Rising interest rates suggest that investors will drop stocks and instead buy bonds, according to one prominent investor.
Veteran investor Jack Albin suggests that a forceful market shift is in the works in favor of bonds. Albin is chief investment officer at Cresset.
Albin’s reasoning is that 10-year Treasury yield is around 3%, headed toward its highest level in four years.
“The 10-year Treasury yield has been below fair value for nearly 10 years thanks in large part to central bank bond purchasing that’s been going on,” told CNBC.
“If you take a look long-term, where the 10-year Treasury typically trades, it matches nominal [economic growth],” Ablin said.
“And, the last nominal [growth] number we got in December of last year suggested that the 10-year Treasury should be about 4.1, not 2.9.”
As bond payouts increase, some investors will move away from stocks in order to capture gains and lock in higher rates.
“The fact is that the bond market has been in this tug-o-war for capital for the last ten years with one arm tied behind its back,” Albin said.
“The equity market has essentially been the only child of that relationship.”

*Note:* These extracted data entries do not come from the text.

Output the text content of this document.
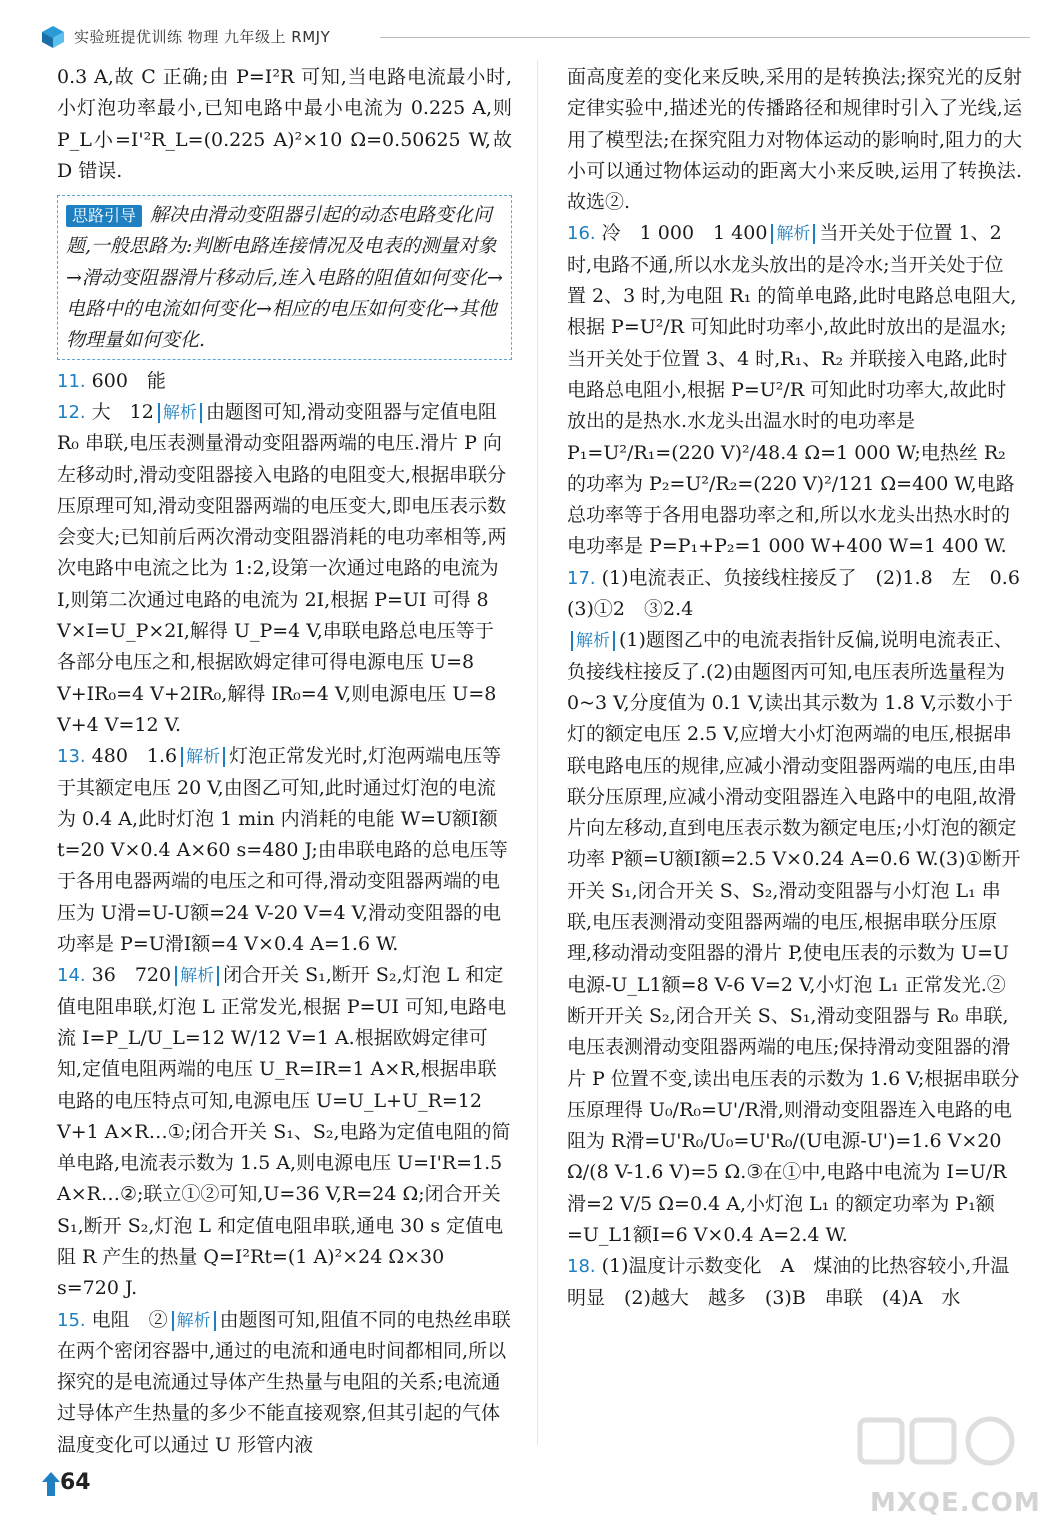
实验班提优训练 物理 九年级上 RMJY

0.3 A,故 C 正确;由 P=I²R 可知,当电路电流最小时,小灯泡功率最小,已知电路中最小电流为 0.225 A,则 P_L小=I'²R_L=(0.225 A)²×10 Ω=0.50625 W,故 D 错误.

思路引导 解决由滑动变阻器引起的动态电路变化问题,一般思路为:判断电路连接情况及电表的测量对象→滑动变阻器滑片移动后,连入电路的阻值如何变化→电路中的电流如何变化→相应的电压如何变化→其他物理量如何变化.

11. 600　能

12. 大　12 解析 由题图可知,滑动变阻器与定值电阻 R₀ 串联,电压表测量滑动变阻器两端的电压.滑片 P 向左移动时,滑动变阻器接入电路的电阻变大,根据串联分压原理可知,滑动变阻器两端的电压变大,即电压表示数会变大;已知前后两次滑动变阻器消耗的电功率相等,两次电路中电流之比为 1:2,设第一次通过电路的电流为 I,则第二次通过电路的电流为 2I,根据 P=UI 可得 8 V×I=U_P×2I,解得 U_P=4 V,串联电路总电压等于各部分电压之和,根据欧姆定律可得电源电压 U=8 V+IR₀=4 V+2IR₀,解得 IR₀=4 V,则电源电压 U=8 V+4 V=12 V.

13. 480　1.6 解析 灯泡正常发光时,灯泡两端电压等于其额定电压 20 V,由图乙可知,此时通过灯泡的电流为 0.4 A,此时灯泡 1 min 内消耗的电能 W=U额I额t=20 V×0.4 A×60 s=480 J;由串联电路的总电压等于各用电器两端的电压之和可得,滑动变阻器两端的电压为 U滑=U-U额=24 V-20 V=4 V,滑动变阻器的电功率是 P=U滑I额=4 V×0.4 A=1.6 W.

14. 36　720 解析 闭合开关 S₁,断开 S₂,灯泡 L 和定值电阻串联,灯泡 L 正常发光,根据 P=UI 可知,电路电流 I=P_L/U_L=12 W/12 V=1 A.根据欧姆定律可知,定值电阻两端的电压 U_R=IR=1 A×R,根据串联电路的电压特点可知,电源电压 U=U_L+U_R=12 V+1 A×R…①;闭合开关 S₁、S₂,电路为定值电阻的简单电路,电流表示数为 1.5 A,则电源电压 U=I'R=1.5 A×R…②;联立①②可知,U=36 V,R=24 Ω;闭合开关 S₁,断开 S₂,灯泡 L 和定值电阻串联,通电 30 s 定值电阻 R 产生的热量 Q=I²Rt=(1 A)²×24 Ω×30 s=720 J.

15. 电阻　② 解析 由题图可知,阻值不同的电热丝串联在两个密闭容器中,通过的电流和通电时间都相同,所以探究的是电流通过导体产生热量与电阻的关系;电流通过导体产生热量的多少不能直接观察,但其引起的气体温度变化可以通过 U 形管内液

面高度差的变化来反映,采用的是转换法;探究光的反射定律实验中,描述光的传播路径和规律时引入了光线,运用了模型法;在探究阻力对物体运动的影响时,阻力的大小可以通过物体运动的距离大小来反映,运用了转换法.故选②.

16. 冷　1 000　1 400 解析 当开关处于位置 1、2 时,电路不通,所以水龙头放出的是冷水;当开关处于位置 2、3 时,为电阻 R₁ 的简单电路,此时电路总电阻大,根据 P=U²/R 可知此时功率小,故此时放出的是温水;当开关处于位置 3、4 时,R₁、R₂ 并联接入电路,此时电路总电阻小,根据 P=U²/R 可知此时功率大,故此时放出的是热水.水龙头出温水时的电功率是 P₁=U²/R₁=(220 V)²/48.4 Ω=1 000 W;电热丝 R₂ 的功率为 P₂=U²/R₂=(220 V)²/121 Ω=400 W,电路总功率等于各用电器功率之和,所以水龙头出热水时的电功率是 P=P₁+P₂=1 000 W+400 W=1 400 W.

17. (1)电流表正、负接线柱接反了　(2)1.8　左　0.6　(3)①2　③2.4

解析 (1)题图乙中的电流表指针反偏,说明电流表正、负接线柱接反了.(2)由题图丙可知,电压表所选量程为 0~3 V,分度值为 0.1 V,读出其示数为 1.8 V,示数小于灯的额定电压 2.5 V,应增大小灯泡两端的电压,根据串联电路电压的规律,应减小滑动变阻器两端的电压,由串联分压原理,应减小滑动变阻器连入电路中的电阻,故滑片向左移动,直到电压表示数为额定电压;小灯泡的额定功率 P额=U额I额=2.5 V×0.24 A=0.6 W.(3)①断开开关 S₁,闭合开关 S、S₂,滑动变阻器与小灯泡 L₁ 串联,电压表测滑动变阻器两端的电压,根据串联分压原理,移动滑动变阻器的滑片 P,使电压表的示数为 U=U电源-U_L1额=8 V-6 V=2 V,小灯泡 L₁ 正常发光.②断开开关 S₂,闭合开关 S、S₁,滑动变阻器与 R₀ 串联,电压表测滑动变阻器两端的电压;保持滑动变阻器的滑片 P 位置不变,读出电压表的示数为 1.6 V;根据串联分压原理得 U₀/R₀=U'/R滑,则滑动变阻器连入电路的电阻为 R滑=U'R₀/U₀=U'R₀/(U电源-U')=1.6 V×20 Ω/(8 V-1.6 V)=5 Ω.③在①中,电路中电流为 I=U/R滑=2 V/5 Ω=0.4 A,小灯泡 L₁ 的额定功率为 P₁额=U_L1额I=6 V×0.4 A=2.4 W.

18. (1)温度计示数变化　A　煤油的比热容较小,升温明显　(2)越大　越多　(3)B　串联　(4)A　水

64
MXQE.COM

The Federal Reserve has begun normalizing its interest rate policy, while the European Central Bank is hinting that it’ll soon do the same.
The ECB on Thursday nevertheless held steady, leaving lending rates on a range of instruments at zero, 0.25% and -0.40%.
The European banking authority appears to be ready to continue to buy bonds at a significant pace, similar to the way the Federal Reserve held down U.S. rates for years.
A new decision on rates are not expected until summer.
“The Governing Council expects the key ECB interest rates to remain at their present levels for an extended period of time, and well past the horizon of net asset purchases,” the ECB said in a statement.
Europe’s decision to stay low could push investors even deeper into higher-paying U.S. debt, which would have the secondary effect of keeping U.S. rates lower as private demand replaces government buying.
That in turn could goose the Fed into raising rates faster than otherwise expected over the course of 2018.